Let $\ M\ $ be the set of the prime numbers $\ p\ $ such that $\ p\nmid 3^n+5^n+7^n\ $ for every positive integer $\ n\ $ , in short the set of the prime numbers that cannot divide $\ 3^n+5^n+7^n\ $.
Is $\ M\ $ an infinite set ?
For $\ p\ge 11\ $ , it is sufficient that $\ p\nmid 3^n+5^n+7^n\ $ for all $\ n\ $ with $\ 1\le n\le p-1\ $ because of Fermat's little theorem. Also, it is eay to see that $\ 2\ $ and $\ 7\ $ are in $\ M\ $ , but $\ 3\ $ and $\ 5\ $ are not.
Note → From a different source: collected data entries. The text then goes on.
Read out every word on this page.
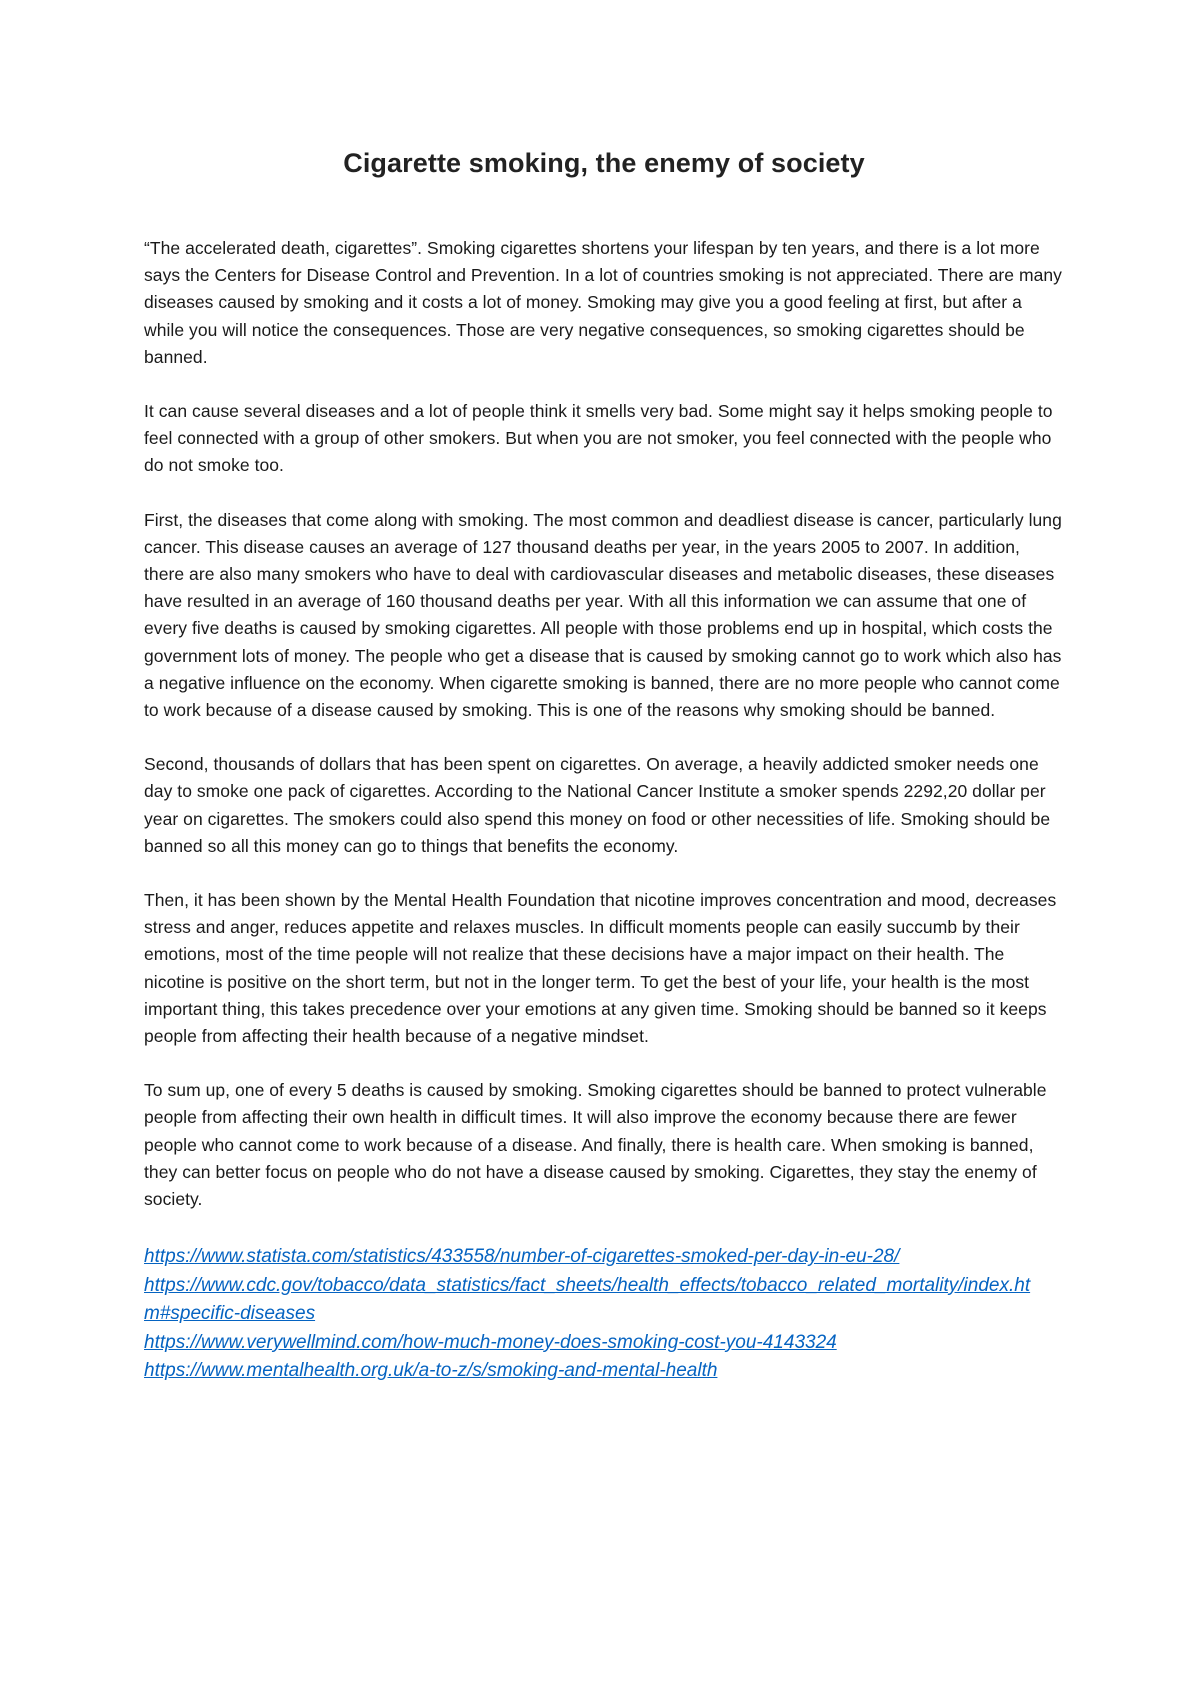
Cigarette smoking, the enemy of society

“The accelerated death, cigarettes”. Smoking cigarettes shortens your lifespan by ten years, and there is a lot more says the Centers for Disease Control and Prevention. In a lot of countries smoking is not appreciated. There are many diseases caused by smoking and it costs a lot of money. Smoking may give you a good feeling at first, but after a while you will notice the consequences. Those are very negative consequences, so smoking cigarettes should be banned.

It can cause several diseases and a lot of people think it smells very bad. Some might say it helps smoking people to feel connected with a group of other smokers. But when you are not smoker, you feel connected with the people who do not smoke too.

First, the diseases that come along with smoking. The most common and deadliest disease is cancer, particularly lung cancer. This disease causes an average of 127 thousand deaths per year, in the years 2005 to 2007. In addition, there are also many smokers who have to deal with cardiovascular diseases and metabolic diseases, these diseases have resulted in an average of 160 thousand deaths per year. With all this information we can assume that one of every five deaths is caused by smoking cigarettes. All people with those problems end up in hospital, which costs the government lots of money. The people who get a disease that is caused by smoking cannot go to work which also has a negative influence on the economy. When cigarette smoking is banned, there are no more people who cannot come to work because of a disease caused by smoking. This is one of the reasons why smoking should be banned.

Second, thousands of dollars that has been spent on cigarettes. On average, a heavily addicted smoker needs one day to smoke one pack of cigarettes. According to the National Cancer Institute a smoker spends 2292,20 dollar per year on cigarettes. The smokers could also spend this money on food or other necessities of life. Smoking should be banned so all this money can go to things that benefits the economy.

Then, it has been shown by the Mental Health Foundation that nicotine improves concentration and mood, decreases stress and anger, reduces appetite and relaxes muscles. In difficult moments people can easily succumb by their emotions, most of the time people will not realize that these decisions have a major impact on their health. The nicotine is positive on the short term, but not in the longer term. To get the best of your life, your health is the most important thing, this takes precedence over your emotions at any given time. Smoking should be banned so it keeps people from affecting their health because of a negative mindset.

To sum up, one of every 5 deaths is caused by smoking. Smoking cigarettes should be banned to protect vulnerable people from affecting their own health in difficult times. It will also improve the economy because there are fewer people who cannot come to work because of a disease. And finally, there is health care. When smoking is banned, they can better focus on people who do not have a disease caused by smoking. Cigarettes, they stay the enemy of society.

https://www.statista.com/statistics/433558/number-of-cigarettes-smoked-per-day-in-eu-28/
https://www.cdc.gov/tobacco/data_statistics/fact_sheets/health_effects/tobacco_related_mortality/index.htm#specific-diseases
https://www.verywellmind.com/how-much-money-does-smoking-cost-you-4143324
https://www.mentalhealth.org.uk/a-to-z/s/smoking-and-mental-health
The first primes in $\ M\ $ are
gp > forprime(p=1,500,gef=0;for(k=1,p-1,if(Mod(3^k+5^k+7^k,p)==0,gef=1));if(gef==0,print1(p," ")))
2 7 17 23 29 37 41 43 67 73 79 89 101 107 109 127 131 139 151 173 197 199 211 227 251 257 263 277 293 313 347 349 353 367 379 421 439 443 449 479 499
gp >
Larger examples include $\ 10^4+7\ $ and $\ 10^5+3\ $. It would be nice if we could classify the primes in $\ M\ $ somehow, but I have no idea how this should be possible.
That infinite many primes are NOT in $\ M\ $ can be shown as follows :
For a given prime $\ q\ge 11\ $ , define $$N:=lcm(11-1,13-1,17-1,\cdots ,q-1)$$ Then for every prime $\ r\ $ with $\ 11\le r\le q\ $ we have $\ r-1\mid N\ $ and therefore $\ 3^N+5^N+7^N\equiv 3\ne 0\mod r\ $. Since $\ N\ $ is even , $\ 3^N+5^N+7^N\ $ cannot be divisible by $\ 3\ $ or $\ 5\ $. Hence, there is no prime factor smaller than or equal to $\ q\ $. This shows that the smallest prime factor can become arbitarily large.